科学的な分析によって得られたエビデンスを実際の政策形成に生かす作業も各国で始まっている。たとえば著者やカリフォルニア大学バークレー校の研究者が行った電力価格に関する研究結果はカリフォルニア州政府の政策決定会議で利用されている(Borenstein, 2012, Ito, 2014)。会議では「複雑な料金体系は消費者に混乱を与えてしまい、予期していた政策効果が得られないという分析結果が出たため、料金体系の簡易化・明瞭化が必要である」という結論が出され、その後実際にカリフォルニア州の電力料金体系の簡易化・明瞭化が進められた(CPUC, 2015)。同様の例として、米州開発銀行は「開発途上国の子どもたちに無償でノートパソコンを配る」という政策を進めていたが、科学的なデータ分析により政策効果が無いことが示されたため、この政策を廃止し、新たな開発政策を試行することになった(Cristia, 2012)。また、シカゴ大学犯罪研究所とシカゴ市は共同でさまざまな政策の効果分析を行い、費用対効果の低い防犯政策は廃止・縮小し、費用対効果が高い政策を推進する取り組みを続けている(Heller, 2015)。

我が国でも信頼性の高いエビデンスを作り出していくと同時に、どのようにすれば政策形成の場でエビデンスを有効に活用できるのか、という議論も始めていく必要がある。

参考文献
  • 伊藤公一朗(2017) 『データ分析の力:因果関係に迫る思考法』(光文社新書)
  • 森川正之(2017) 「エビデンスに基づく政策」に関するエビデンス RIETI Policy Discussion Paper Series 17-P-008
  • Borenstein, Severin. 2012. "The redistributional impact of nonlinear electricity pricing," American Economic Journal: Economic Policy, vol. 4, no. 3, pp. 56-90.

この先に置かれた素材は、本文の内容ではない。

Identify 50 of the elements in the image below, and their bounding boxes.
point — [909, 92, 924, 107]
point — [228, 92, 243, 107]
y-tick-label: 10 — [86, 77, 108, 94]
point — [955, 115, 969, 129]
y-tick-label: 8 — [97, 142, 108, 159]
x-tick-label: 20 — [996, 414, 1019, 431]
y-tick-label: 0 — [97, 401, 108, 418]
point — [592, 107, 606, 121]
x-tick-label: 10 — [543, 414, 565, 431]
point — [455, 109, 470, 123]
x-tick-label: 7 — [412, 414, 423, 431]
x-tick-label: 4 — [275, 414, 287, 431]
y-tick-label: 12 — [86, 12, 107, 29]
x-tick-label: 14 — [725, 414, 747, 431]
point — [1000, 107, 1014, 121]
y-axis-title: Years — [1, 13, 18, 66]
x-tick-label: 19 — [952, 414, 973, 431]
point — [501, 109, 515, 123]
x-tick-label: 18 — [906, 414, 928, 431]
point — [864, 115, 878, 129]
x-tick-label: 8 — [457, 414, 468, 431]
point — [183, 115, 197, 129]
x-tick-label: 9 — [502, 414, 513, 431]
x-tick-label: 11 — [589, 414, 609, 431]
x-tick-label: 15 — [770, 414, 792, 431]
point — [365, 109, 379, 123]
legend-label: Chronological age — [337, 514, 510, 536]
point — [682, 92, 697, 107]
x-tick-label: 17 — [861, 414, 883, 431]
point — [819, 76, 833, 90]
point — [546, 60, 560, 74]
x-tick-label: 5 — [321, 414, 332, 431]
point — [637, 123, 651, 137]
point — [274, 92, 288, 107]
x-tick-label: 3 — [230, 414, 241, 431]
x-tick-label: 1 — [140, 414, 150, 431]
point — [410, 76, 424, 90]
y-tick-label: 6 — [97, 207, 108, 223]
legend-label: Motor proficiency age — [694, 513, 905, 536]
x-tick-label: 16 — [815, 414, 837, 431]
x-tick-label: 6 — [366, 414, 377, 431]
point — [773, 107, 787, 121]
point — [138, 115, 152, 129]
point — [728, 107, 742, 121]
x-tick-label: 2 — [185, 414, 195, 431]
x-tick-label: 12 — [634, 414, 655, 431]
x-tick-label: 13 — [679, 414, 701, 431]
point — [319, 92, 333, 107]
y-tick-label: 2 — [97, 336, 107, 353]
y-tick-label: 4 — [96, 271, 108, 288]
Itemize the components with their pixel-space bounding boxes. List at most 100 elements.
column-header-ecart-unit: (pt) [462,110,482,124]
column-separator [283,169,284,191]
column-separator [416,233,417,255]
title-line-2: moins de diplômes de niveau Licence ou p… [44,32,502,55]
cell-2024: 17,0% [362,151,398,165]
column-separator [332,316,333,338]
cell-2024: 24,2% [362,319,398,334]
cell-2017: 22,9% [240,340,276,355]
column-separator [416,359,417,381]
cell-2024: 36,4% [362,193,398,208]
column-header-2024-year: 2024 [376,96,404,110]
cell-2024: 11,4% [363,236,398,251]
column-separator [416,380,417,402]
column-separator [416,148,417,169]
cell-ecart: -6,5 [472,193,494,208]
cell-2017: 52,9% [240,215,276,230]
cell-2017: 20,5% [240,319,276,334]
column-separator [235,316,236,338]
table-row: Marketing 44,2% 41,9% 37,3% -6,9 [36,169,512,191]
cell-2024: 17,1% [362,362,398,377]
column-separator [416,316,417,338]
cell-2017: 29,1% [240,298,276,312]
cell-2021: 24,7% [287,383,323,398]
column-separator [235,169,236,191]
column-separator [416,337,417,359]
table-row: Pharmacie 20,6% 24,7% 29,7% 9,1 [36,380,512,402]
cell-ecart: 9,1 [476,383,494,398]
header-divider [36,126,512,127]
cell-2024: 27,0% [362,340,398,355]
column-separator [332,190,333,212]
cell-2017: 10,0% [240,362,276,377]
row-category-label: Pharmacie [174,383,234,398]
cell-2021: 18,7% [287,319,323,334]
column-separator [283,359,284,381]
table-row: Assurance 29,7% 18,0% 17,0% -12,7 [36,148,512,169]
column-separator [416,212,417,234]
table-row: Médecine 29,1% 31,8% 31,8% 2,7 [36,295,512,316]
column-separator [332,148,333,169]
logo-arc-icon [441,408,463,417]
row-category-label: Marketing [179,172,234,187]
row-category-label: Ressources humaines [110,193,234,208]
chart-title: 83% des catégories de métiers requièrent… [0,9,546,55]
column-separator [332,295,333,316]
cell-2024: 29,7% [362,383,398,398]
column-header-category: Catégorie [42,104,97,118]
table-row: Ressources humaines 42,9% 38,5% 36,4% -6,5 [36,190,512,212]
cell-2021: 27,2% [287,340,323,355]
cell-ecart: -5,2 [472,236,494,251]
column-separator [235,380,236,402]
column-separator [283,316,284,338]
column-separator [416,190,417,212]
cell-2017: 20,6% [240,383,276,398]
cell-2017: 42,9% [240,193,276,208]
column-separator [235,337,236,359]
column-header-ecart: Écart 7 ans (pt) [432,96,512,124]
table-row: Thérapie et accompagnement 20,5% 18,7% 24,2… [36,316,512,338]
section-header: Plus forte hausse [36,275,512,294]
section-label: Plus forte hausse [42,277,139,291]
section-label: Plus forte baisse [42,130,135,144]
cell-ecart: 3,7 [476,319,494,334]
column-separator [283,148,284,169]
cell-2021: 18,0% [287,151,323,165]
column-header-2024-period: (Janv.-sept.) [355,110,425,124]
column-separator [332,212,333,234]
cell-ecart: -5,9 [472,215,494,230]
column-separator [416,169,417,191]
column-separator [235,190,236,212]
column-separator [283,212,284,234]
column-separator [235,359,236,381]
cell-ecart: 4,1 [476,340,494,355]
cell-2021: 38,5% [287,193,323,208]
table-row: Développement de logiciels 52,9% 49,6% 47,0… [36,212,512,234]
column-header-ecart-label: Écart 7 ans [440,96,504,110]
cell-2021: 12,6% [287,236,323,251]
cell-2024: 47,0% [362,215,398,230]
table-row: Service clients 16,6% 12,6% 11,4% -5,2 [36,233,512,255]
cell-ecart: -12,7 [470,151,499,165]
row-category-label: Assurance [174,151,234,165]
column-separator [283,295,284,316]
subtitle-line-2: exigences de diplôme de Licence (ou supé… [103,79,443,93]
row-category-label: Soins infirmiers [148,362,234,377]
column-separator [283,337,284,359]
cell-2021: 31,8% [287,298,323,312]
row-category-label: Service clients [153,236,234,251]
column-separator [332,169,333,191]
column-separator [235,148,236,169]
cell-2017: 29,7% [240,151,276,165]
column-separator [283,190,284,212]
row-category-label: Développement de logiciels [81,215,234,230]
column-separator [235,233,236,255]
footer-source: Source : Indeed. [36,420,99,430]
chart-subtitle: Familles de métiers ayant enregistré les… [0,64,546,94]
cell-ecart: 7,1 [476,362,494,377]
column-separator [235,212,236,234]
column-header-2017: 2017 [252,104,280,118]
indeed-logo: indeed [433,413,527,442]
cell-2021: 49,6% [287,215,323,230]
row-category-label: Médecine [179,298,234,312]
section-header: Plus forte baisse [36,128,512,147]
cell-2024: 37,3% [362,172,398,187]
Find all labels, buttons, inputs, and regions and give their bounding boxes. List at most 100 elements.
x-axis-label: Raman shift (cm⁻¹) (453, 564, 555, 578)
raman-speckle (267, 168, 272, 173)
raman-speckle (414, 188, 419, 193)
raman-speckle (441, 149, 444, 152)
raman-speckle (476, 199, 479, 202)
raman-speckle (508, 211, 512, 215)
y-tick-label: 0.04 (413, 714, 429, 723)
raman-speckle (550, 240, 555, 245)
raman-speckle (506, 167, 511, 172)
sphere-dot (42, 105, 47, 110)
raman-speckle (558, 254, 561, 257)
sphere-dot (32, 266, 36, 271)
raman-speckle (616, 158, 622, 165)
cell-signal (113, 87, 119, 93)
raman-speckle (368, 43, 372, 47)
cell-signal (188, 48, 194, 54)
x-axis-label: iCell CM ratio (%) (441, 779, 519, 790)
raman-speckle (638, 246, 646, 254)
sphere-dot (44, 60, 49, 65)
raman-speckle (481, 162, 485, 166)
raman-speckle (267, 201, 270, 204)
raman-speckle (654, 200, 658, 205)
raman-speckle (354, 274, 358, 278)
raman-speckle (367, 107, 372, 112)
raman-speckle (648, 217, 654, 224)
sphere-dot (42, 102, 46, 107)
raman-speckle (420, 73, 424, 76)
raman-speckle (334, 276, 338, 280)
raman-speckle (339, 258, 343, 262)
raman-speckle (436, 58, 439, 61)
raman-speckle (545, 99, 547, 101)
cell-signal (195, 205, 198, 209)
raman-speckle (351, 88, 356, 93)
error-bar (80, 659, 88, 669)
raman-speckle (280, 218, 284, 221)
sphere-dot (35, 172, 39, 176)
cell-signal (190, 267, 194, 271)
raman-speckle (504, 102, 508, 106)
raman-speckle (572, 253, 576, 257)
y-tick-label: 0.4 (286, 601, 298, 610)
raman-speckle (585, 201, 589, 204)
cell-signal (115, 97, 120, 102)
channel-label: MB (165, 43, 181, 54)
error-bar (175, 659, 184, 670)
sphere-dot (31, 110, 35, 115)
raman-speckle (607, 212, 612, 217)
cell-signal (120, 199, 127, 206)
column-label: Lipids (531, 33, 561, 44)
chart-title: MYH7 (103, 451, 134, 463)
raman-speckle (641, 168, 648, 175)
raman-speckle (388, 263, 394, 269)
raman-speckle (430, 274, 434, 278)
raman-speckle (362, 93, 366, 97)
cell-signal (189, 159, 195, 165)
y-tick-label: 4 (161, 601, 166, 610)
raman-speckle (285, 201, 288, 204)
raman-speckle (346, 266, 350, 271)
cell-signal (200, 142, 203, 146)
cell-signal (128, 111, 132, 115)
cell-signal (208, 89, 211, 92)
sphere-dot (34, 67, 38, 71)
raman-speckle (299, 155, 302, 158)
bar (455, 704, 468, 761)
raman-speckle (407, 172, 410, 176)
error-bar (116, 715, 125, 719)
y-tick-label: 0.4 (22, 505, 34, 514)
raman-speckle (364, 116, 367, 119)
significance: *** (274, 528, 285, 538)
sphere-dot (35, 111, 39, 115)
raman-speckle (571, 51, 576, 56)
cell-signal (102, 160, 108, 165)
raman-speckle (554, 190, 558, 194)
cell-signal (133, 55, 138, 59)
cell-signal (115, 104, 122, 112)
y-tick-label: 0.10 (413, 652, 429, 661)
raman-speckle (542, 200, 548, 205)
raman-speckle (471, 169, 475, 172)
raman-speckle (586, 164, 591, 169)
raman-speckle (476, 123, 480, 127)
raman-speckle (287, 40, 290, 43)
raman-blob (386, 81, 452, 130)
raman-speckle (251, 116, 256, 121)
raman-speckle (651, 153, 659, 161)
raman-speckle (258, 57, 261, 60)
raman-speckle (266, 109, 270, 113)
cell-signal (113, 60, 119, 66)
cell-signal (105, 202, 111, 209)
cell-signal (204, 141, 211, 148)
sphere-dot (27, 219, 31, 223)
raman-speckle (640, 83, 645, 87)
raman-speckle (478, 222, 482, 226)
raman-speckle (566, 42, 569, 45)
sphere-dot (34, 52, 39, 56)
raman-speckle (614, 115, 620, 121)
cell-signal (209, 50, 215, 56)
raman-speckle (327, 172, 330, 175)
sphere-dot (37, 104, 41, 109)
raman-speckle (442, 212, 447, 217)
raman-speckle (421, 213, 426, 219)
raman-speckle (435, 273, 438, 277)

  • CPUC (California Public Utility Commission). 2015. Proposed Decision filed by ALJ/McKINNEY/CPUC on 04/21/2015 Conf# 85061. Proceeding: R1206013.
  • Cristia, Julian, Ana Santiago, Santiago Cueto, Pablo Ibarraran, and Eugenio Severio. 2012. "Technology and Child Development: Evidence from the One Laptop per Child Program." IDB Working Paper Series 304.
  • Ito, Koichiro. 2014. "Do Consumers Respond to Marginal or Average Price? Evidence from Nonlinear Electricity Pricing." American Economic Review, 104(2): 537-63.
  • Heller, Sara B., Anuj K. Shah, Jonathan Guryan, Jens Ludwig, Sendhil Mullainathan, and Harold A. Pollack. 2015. "Thinking, Fast and Slow? Some Field Experiments to Reduce Crime and Dropout in Chicago." NBER Working Paper, 21178.